1. Barn & Grill (2004)
Shelton’s third album is his best to date, a well-balanced collection of traditional-flavored contemporary fare. With a renewed passion and songs from the likes of Paul Overstreet, Shawn Camp, Roger Murrah, Jim Lauderdale, Leslie Satcher, and Mary Gauthier, Shelton improved by leaps and bounds over the sophomore album released just the previous year. The cover of Conway Twitty’s “Goodbye Time” was a watershed moment for him artistically, his coming-out party as a great balladeer. It came at just the right time, as Shelton was due to either reveal something new about himself or pack up and go home. When this album produced three consecutive top ten hits (his longest string of successes to date), it was clear that he was here to stay.
2. Startin’ Fires (2008)
On his most recent album, Shelton finally seems to have a strong sense of the sound and material that works best for him, but takes so few chances that songs tend to bleed together as a result.
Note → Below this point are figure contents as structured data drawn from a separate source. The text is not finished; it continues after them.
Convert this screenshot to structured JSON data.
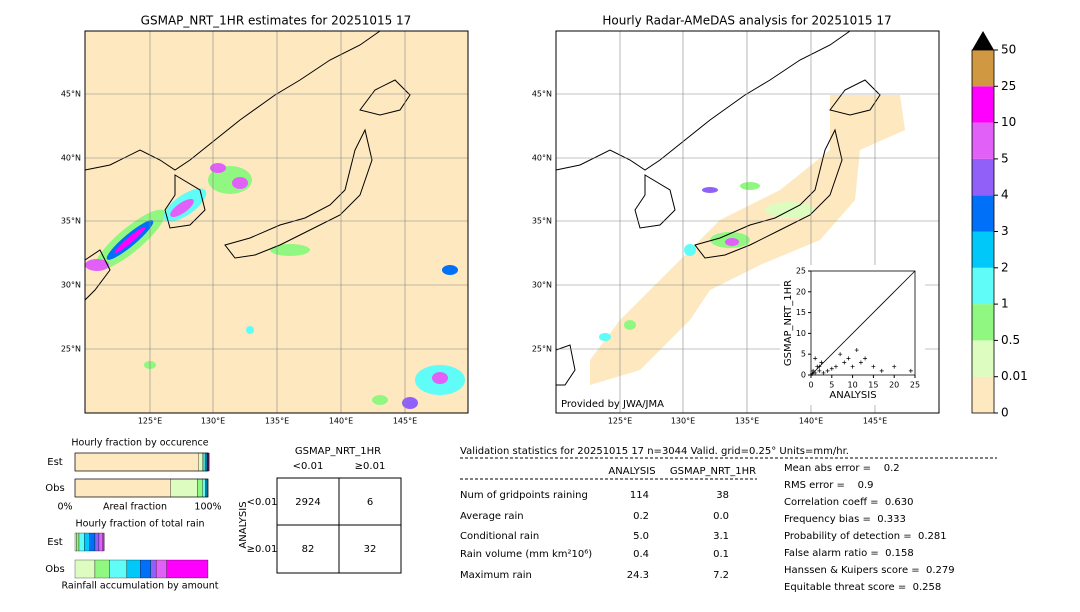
{
  "left_map": {
    "title": "GSMAP_NRT_1HR estimates for 20251015 17",
    "lat_labels": [
      "45°N",
      "40°N",
      "35°N",
      "30°N",
      "25°N"
    ],
    "lon_labels": [
      "125°E",
      "130°E",
      "135°E",
      "140°E",
      "145°E"
    ]
  },
  "right_map": {
    "title": "Hourly Radar-AMeDAS analysis for 20251015 17",
    "lat_labels": [
      "45°N",
      "40°N",
      "35°N",
      "30°N",
      "25°N"
    ],
    "lon_labels": [
      "125°E",
      "130°E",
      "135°E",
      "140°E",
      "145°E"
    ],
    "credit": "Provided by JWA/JMA"
  },
  "colorbar": {
    "levels": [
      "0",
      "0.01",
      "0.5",
      "1",
      "2",
      "3",
      "4",
      "5",
      "10",
      "25",
      "50"
    ],
    "colors": [
      "#fde8c0",
      "#ddfcc0",
      "#90f880",
      "#60fcf8",
      "#00c8f8",
      "#0070f8",
      "#9060f8",
      "#e060f8",
      "#ff00ff",
      "#d09840"
    ],
    "extend_color": "#000000"
  },
  "scatter": {
    "type": "scatter",
    "xlabel": "ANALYSIS",
    "ylabel": "GSMAP_NRT_1HR",
    "xlim": [
      0,
      25
    ],
    "ylim": [
      0,
      25
    ],
    "xticks": [
      0,
      5,
      10,
      15,
      20,
      25
    ],
    "yticks": [
      0,
      5,
      10,
      15,
      20,
      25
    ],
    "x": [
      0,
      0.5,
      1,
      1.5,
      2,
      2.5,
      3,
      1,
      4,
      5,
      6,
      7,
      8,
      9,
      10,
      11,
      12,
      13,
      15,
      17,
      20,
      24,
      2,
      0.3
    ],
    "y": [
      0,
      1,
      0.5,
      2,
      1,
      3,
      0.5,
      4,
      1,
      1.5,
      2,
      5,
      3,
      4,
      2,
      6,
      3,
      4,
      2,
      1,
      2,
      1,
      2,
      0.3
    ]
  },
  "occurrence": {
    "title": "Hourly fraction by occurence",
    "labels": [
      "Est",
      "Obs"
    ],
    "xlabel": "Areal fraction",
    "xtick_labels": [
      "0%",
      "100%"
    ],
    "fractions": [
      [
        0.93,
        0.03,
        0.01,
        0.01,
        0.01,
        0.005,
        0.005,
        0.005,
        0.005,
        0
      ],
      [
        0.72,
        0.2,
        0.04,
        0.02,
        0.01,
        0.01,
        0,
        0,
        0,
        0
      ]
    ]
  },
  "accumulation": {
    "title": "Hourly fraction of total rain",
    "labels": [
      "Est",
      "Obs"
    ],
    "xlabel": "Rainfall accumulation by amount",
    "fractions": [
      [
        0,
        0.01,
        0.02,
        0.04,
        0.04,
        0.04,
        0.03,
        0.03,
        0.01,
        0
      ],
      [
        0,
        0.15,
        0.11,
        0.13,
        0.1,
        0.08,
        0.04,
        0.08,
        0.31,
        0
      ]
    ]
  },
  "contingency": {
    "title": "GSMAP_NRT_1HR",
    "col_labels": [
      "<0.01",
      "≥0.01"
    ],
    "row_title": "ANALYSIS",
    "row_labels": [
      "<0.01",
      "≥0.01"
    ],
    "cells": [
      [
        2924,
        6
      ],
      [
        82,
        32
      ]
    ]
  },
  "validation": {
    "header": "Validation statistics for 20251015 17  n=3044 Valid. grid=0.25° Units=mm/hr.",
    "columns": [
      "ANALYSIS",
      "GSMAP_NRT_1HR"
    ],
    "rows": [
      {
        "label": "Num of gridpoints raining",
        "analysis": "114",
        "gsmap": "38"
      },
      {
        "label": "Average rain",
        "analysis": "0.2",
        "gsmap": "0.0"
      },
      {
        "label": "Conditional rain",
        "analysis": "5.0",
        "gsmap": "3.1"
      },
      {
        "label": "Rain volume (mm km²10⁶)",
        "analysis": "0.4",
        "gsmap": "0.1"
      },
      {
        "label": "Maximum rain",
        "analysis": "24.3",
        "gsmap": "7.2"
      }
    ],
    "scores": [
      "Mean abs error =    0.2",
      "RMS error =    0.9",
      "Correlation coeff =  0.630",
      "Frequency bias =  0.333",
      "Probability of detection =  0.281",
      "False alarm ratio =  0.158",
      "Hanssen & Kuipers score =  0.279",
      "Equitable threat score =  0.258"
    ]
  }
}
This is the first album that seems like a fully-realized artistic statement, with Shelton fully and confidently inhabiting his place as one of the most convincing modern country crooners. But he’s at another one of those junctures where he needs to find new ways of stretching out and challenging himself artistically, as this album is consistency bordering on stagnation. One of the only songs that leaves any sort of lasting impression is the duet with Miranda Lambert on “Bare Skin Rug,” which is also the only song that doesn’t sound aimed directly at the country charts.
3. Pure BS (2007)
There are a few uptempo songs to balance things out (“The More I Drink” being the most memorable), but this feels like Shelton’s ballad album, an outgrowth of the credibility gained by way of “Goodbye Time” on the previous album. Sadly, there isn’t much here to match the quality of that earlier single. Aside from a Chris Knight cover, these are mostly middling contemporary songs penned by the usual suspects; sell them as he might, Shelton inevitably falls short of the high mark set by Barn & Grill. Nevertheless, a pretty listenable collection.
4. Blake Shelton (2001)
Shelton’s debut was a likable (if somewhat scrawny) traditional effort. Although it showed a great deal of energy and promise, there wasn’t much about it to suggest that the artist would still be a relevant market force a couple years down the road, much less nearly a decade later. Shelton’s most surprising trait has been his willingness to grow artistically, so it should be little surprise that his first effort was just that: a beginning. Not one of his better albums, but worth checking out for career highlights like “Austin” and “Ol’ Red.”
5. The Dreamer (2003)
Shelton’s sophomore effort founding him digging deeper into the southern rock side of things to very mixed effect. There are some good songs here, but they’re buried beneath overproduced pap like “Heavy Liftin'” that makes the album as a whole an almost unbearable listen.